The ad features a number of GM’s electric vehicles from its Chevrolet, Cadillac and Hummer brands shoehorned into mocked-up scenes from popular Netflix programmes such as Squid Game, Stranger Things and Bridgerton.

“If you’re going to get swarmed by an army of the dead,” asks Ferrell, a Super Bowl ad veteran, “why not get swarmed in an EV?”


The Dawn Project’s anti-Tesla ad

“Tesla Full-Self Driving will run down a child in a school crosswalk,” says the provocative attack ad by The Dawn Project, a group dedicated to getting Tesla’s erroneously-named Full Self-Driving cruise control system banned.

The 30-second ad wasn’t aired nationally but rather in a few select locations such as Washington DC and some state capitals (to target US law-makers), and is the brainchild of a group founded by billionaire Dan O’Dowd, CEO of Green Hill Software, a company developing its own automated driving systems. Impartial, it isn’t.

The ad calls on the US National Highway Transportation Safety Agency (NHTSA) to immediately ban Tesla’s Full-Self Driving system from use on public roads, claiming that it will kill children, swerve into oncoming traffic and ignore stop signs, showing the company’s cars smashing into several child-sized mannequins.

The Dawn Project has been a long-time critic of Tesla, with the car-maker having issued a cease-and-desist letter following videos last year, again showing Tesla cars in Full-Self Driving mode hitting child-like dummies.

Tesla is currently under investigation by regulators in the US due to claims that its driver assistance systems played a part in causing a series of crashes and that exaggerated marketing hype around those systems may have led drivers to overestimate their cars’ autonomous capabilities.

When The Dawn Project posted the advert on Twitter, the social media platform ⁠— which is now owned by Tesla’s CEO Elon Musk ⁠— sought to add balance with several points of “added context” and links to articles that counter the accusations.

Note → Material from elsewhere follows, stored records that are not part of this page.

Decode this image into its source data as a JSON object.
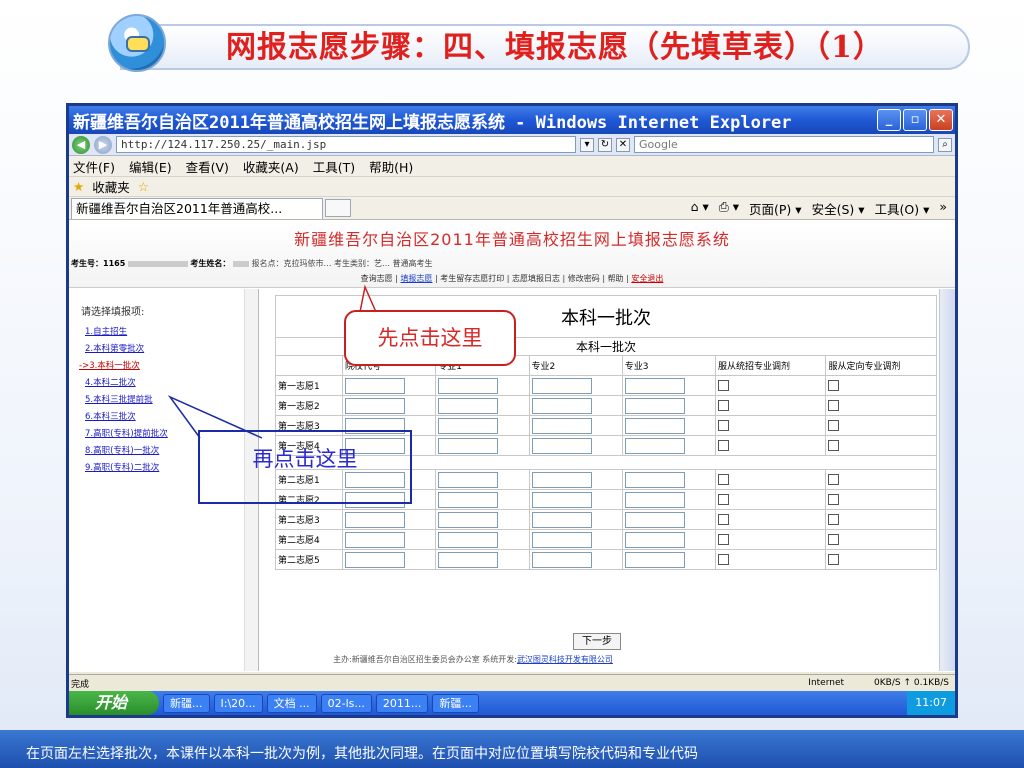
{
  "slide": {
    "title": "网报志愿步骤：四、填报志愿（先填草表）（1）",
    "caption": "在页面左栏选择批次，本课件以本科一批次为例，其他批次同理。在页面中对应位置填写院校代码和专业代码",
    "callout_1": "先点击这里",
    "callout_2": "再点击这里"
  },
  "window": {
    "title": "新疆维吾尔自治区2011年普通高校招生网上填报志愿系统 - Windows Internet Explorer",
    "address": "http://124.117.250.25/_main.jsp",
    "search": "Google",
    "menu": [
      "文件(F)",
      "编辑(E)",
      "查看(V)",
      "收藏夹(A)",
      "工具(T)",
      "帮助(H)"
    ],
    "favorites": "收藏夹",
    "tab_title": "新疆维吾尔自治区2011年普通高校...",
    "cmd": [
      "页面(P) ▾",
      "安全(S) ▾",
      "工具(O) ▾",
      "»"
    ],
    "status": "完成",
    "zone": "Internet",
    "speed": "0KB/S  ↑ 0.1KB/S"
  },
  "page": {
    "system_title": "新疆维吾尔自治区2011年普通高校招生网上填报志愿系统",
    "exam_no_label": "考生号：",
    "exam_no": "1165",
    "name_label": "考生姓名：",
    "info_tail": "报名点：克拉玛依市… 考生类别：艺… 普通高考生",
    "nav": [
      "查询志愿",
      "填报志愿",
      "考生留存志愿打印",
      "志愿填报日志",
      "修改密码",
      "帮助",
      "安全退出"
    ],
    "left_title": "请选择填报项:",
    "batches": [
      "1.自主招生",
      "2.本科第零批次",
      "->3.本科一批次",
      "4.本科二批次",
      "5.本科三批提前批",
      "6.本科三批次",
      "7.高职(专科)提前批次",
      "8.高职(专科)一批次",
      "9.高职(专科)二批次"
    ],
    "form_title": "本科一批次",
    "form_subtitle": "本科一批次",
    "columns": [
      "院校代号",
      "专业1",
      "专业2",
      "专业3",
      "服从统招专业调剂",
      "服从定向专业调剂"
    ],
    "rows_first": [
      "第一志愿1",
      "第一志愿2",
      "第一志愿3",
      "第一志愿4"
    ],
    "rows_second": [
      "第二志愿1",
      "第二志愿2",
      "第二志愿3",
      "第二志愿4",
      "第二志愿5"
    ],
    "next_button": "下一步",
    "footer_left": "主办:新疆维吾尔自治区招生委员会办公室   系统开发:",
    "footer_company": "武汉图灵科技开发有限公司"
  },
  "taskbar": {
    "start": "开始",
    "tasks": [
      "新疆...",
      "I:\\20...",
      "文档 ...",
      "02-ls...",
      "2011...",
      "新疆..."
    ],
    "clock": "11:07"
  }
}
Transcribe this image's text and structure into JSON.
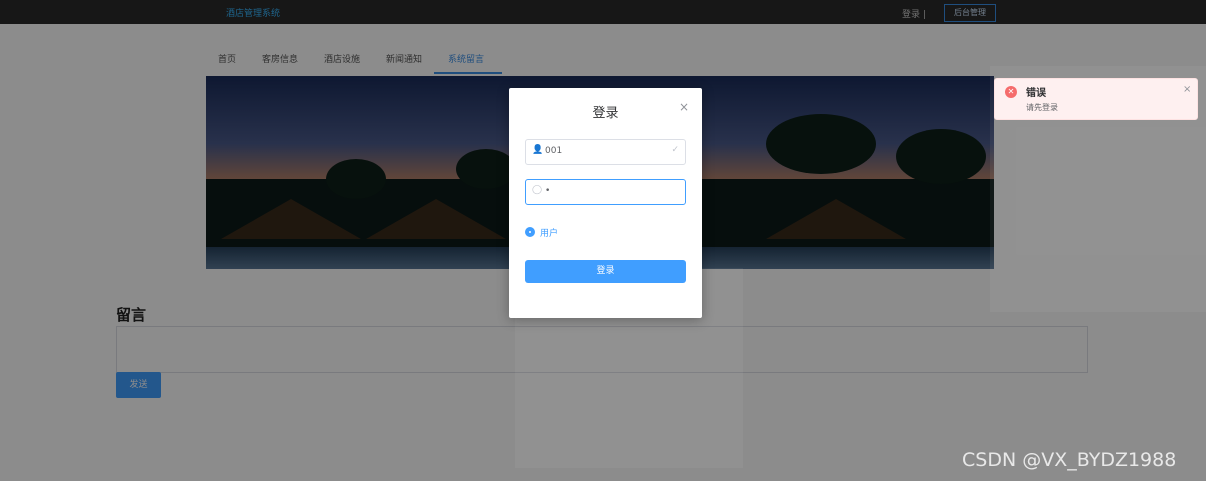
{
  "header": {
    "brand": "酒店管理系统",
    "login_link": "登录 |",
    "admin_button": "后台管理"
  },
  "nav": {
    "items": [
      "首页",
      "客房信息",
      "酒店设施",
      "新闻通知",
      "系统留言"
    ],
    "active_index": 4
  },
  "message_section": {
    "title": "留言",
    "send_button": "发送"
  },
  "login_modal": {
    "title": "登录",
    "close_icon": "×",
    "username_value": "001",
    "password_value": "•",
    "role_option": "用户",
    "submit": "登录"
  },
  "toast": {
    "title": "错误",
    "message": "请先登录",
    "type": "error"
  },
  "watermark": "CSDN @VX_BYDZ1988",
  "colors": {
    "primary": "#409eff",
    "topbar": "#2b2b2b",
    "error": "#f56c6c"
  },
  "icons": {
    "user": "user-icon",
    "lock": "lock-icon",
    "check": "check-icon",
    "close": "close-icon",
    "error": "error-icon"
  }
}
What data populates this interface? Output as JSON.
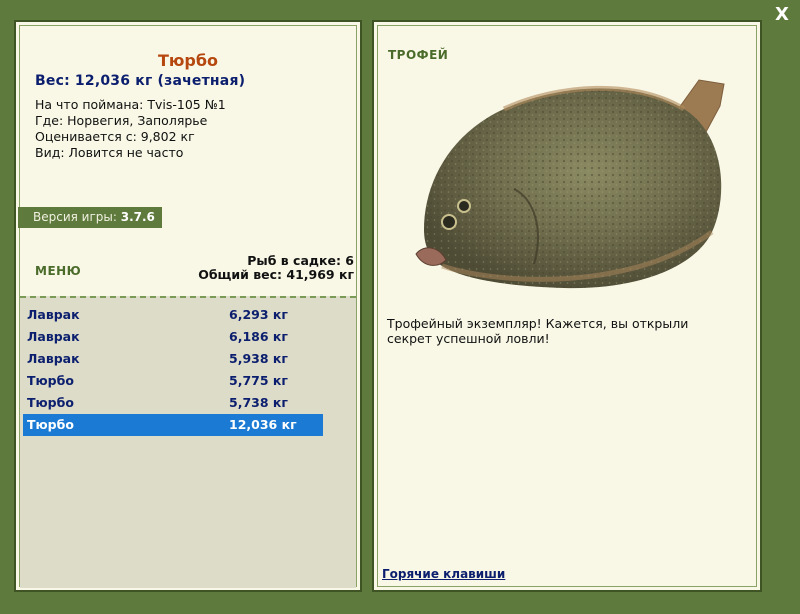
{
  "close_label": "X",
  "fish": {
    "title": "Тюрбо",
    "weight_line": "Вес: 12,036 кг (зачетная)",
    "caught_with": "На что поймана: Tvis-105 №1",
    "location": "Где: Норвегия, Заполярье",
    "threshold": "Оценивается с: 9,802 кг",
    "rarity": "Вид: Ловится не часто"
  },
  "version": {
    "label": "Версия игры:",
    "value": "3.7.6"
  },
  "menu_label": "МЕНЮ",
  "stats": {
    "count_line": "Рыб в садке: 6",
    "total_line": "Общий вес: 41,969 кг"
  },
  "catch_list": [
    {
      "name": "Лаврак",
      "weight": "6,293 кг"
    },
    {
      "name": "Лаврак",
      "weight": "6,186 кг"
    },
    {
      "name": "Лаврак",
      "weight": "5,938 кг"
    },
    {
      "name": "Тюрбо",
      "weight": "5,775 кг"
    },
    {
      "name": "Тюрбо",
      "weight": "5,738 кг"
    },
    {
      "name": "Тюрбо",
      "weight": "12,036 кг"
    }
  ],
  "selected_index": 5,
  "trophy": {
    "label": "ТРОФЕЙ",
    "message": "Трофейный экземпляр! Кажется, вы открыли секрет успешной ловли!"
  },
  "hotkeys_label": "Горячие клавиши",
  "colors": {
    "frame": "#5e7a3c",
    "panel": "#f9f8e6",
    "title_orange": "#b5470f",
    "text_navy": "#0c1f6e",
    "selection": "#1a7ad4",
    "list_bg": "#dcdcc8"
  }
}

These include that O’Dowd owns a company that is developing competing self driving software, that other tests show The Dawn Project’s FSD claims have been debunked and that the system has resulted in more than 55 million miles of driving without reported injuries.


Fast X trailer

The new trailer for Fast X was shown during the Super Bowl, too. If you like modified cars, creaky scripts, ridiculous action set-pieces and ageing actors with CGI-dewrinkled faces, you’ll probably like it.